Tranchée Fumin, dans la nuit
Depuis la croupe du bois Fumin, le sous-lieutenant Gonin observe :
"La bataille autour du fort faisait rage. Spectacle saisissant. Qui, à ce moment possédait le fort¹quad ? Ce n'était qu'une masse grise et informe au-dessus de laquelle jaillissaient des flammes, des colonnes de terre, des blocs de bétons et d'où s'élevait un épais nuage de fumée de couleur indécise." (Sous-lieutenant Gonin, 9e Cie 101e RI, Histoire de la guerre par les combattants, Tome 3, p.288)
Le bombardement a cessé. Dans la tranchée, les soldats du 101e ne réalise pas que toutes les positions situées sur leur flanc droit viennent de disparaître en moins d'une heure.

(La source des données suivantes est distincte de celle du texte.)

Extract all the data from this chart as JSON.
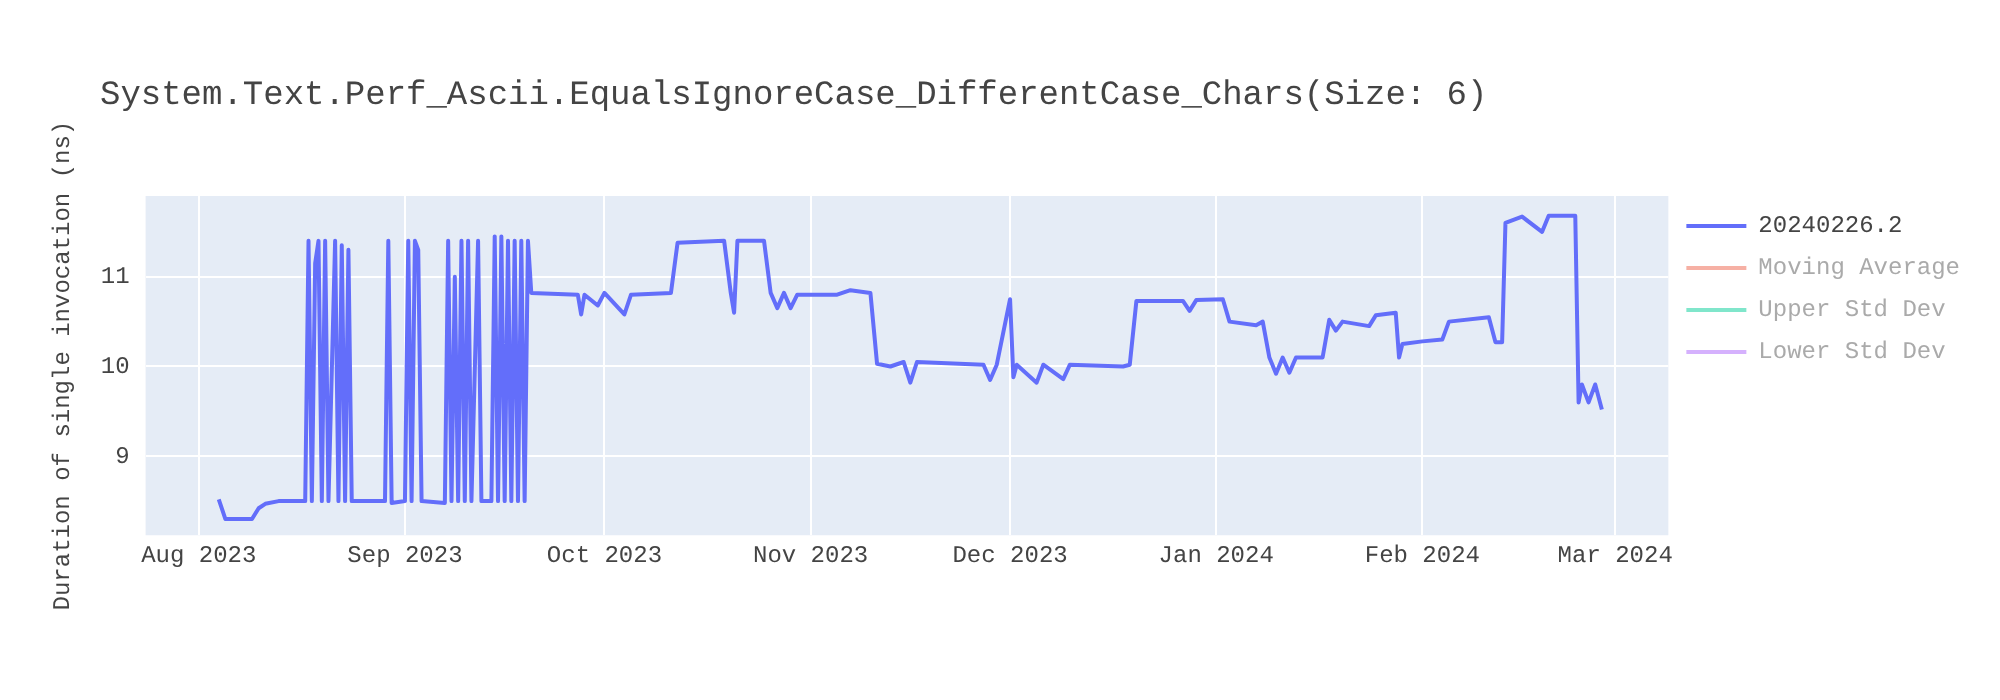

"Nous passâmes ainsi toute une nuit profitant de l'obscurité pour aménager un peu nos emplacements en tranchée de protection." (Sous-lieutenant Gonin, 9e Cie 101e RI, Histoire de la guerre par les combattants, Tome 3, p.288-289)
Depuis son abris du ravin des Fontaines, le commandant Calté transmet la mission de reconnaissance à la 12e compagnie en réserve.
Finalement, avec l'aube naissante, le sous-lieutenant Marguerite et quelques hommes de la 12e du 101e RI se faufilent dans la pente menant à R1 et peuvent confirmer l'occupation de DV4 et R1 par les Allemands.
¹ Francis Chénoriot sera tué près de Fleury-devant-Douaumont le 26 juillet 1916.
² Commandant le 3e bataillon du 101e RI détaché auprès de la 63e DI.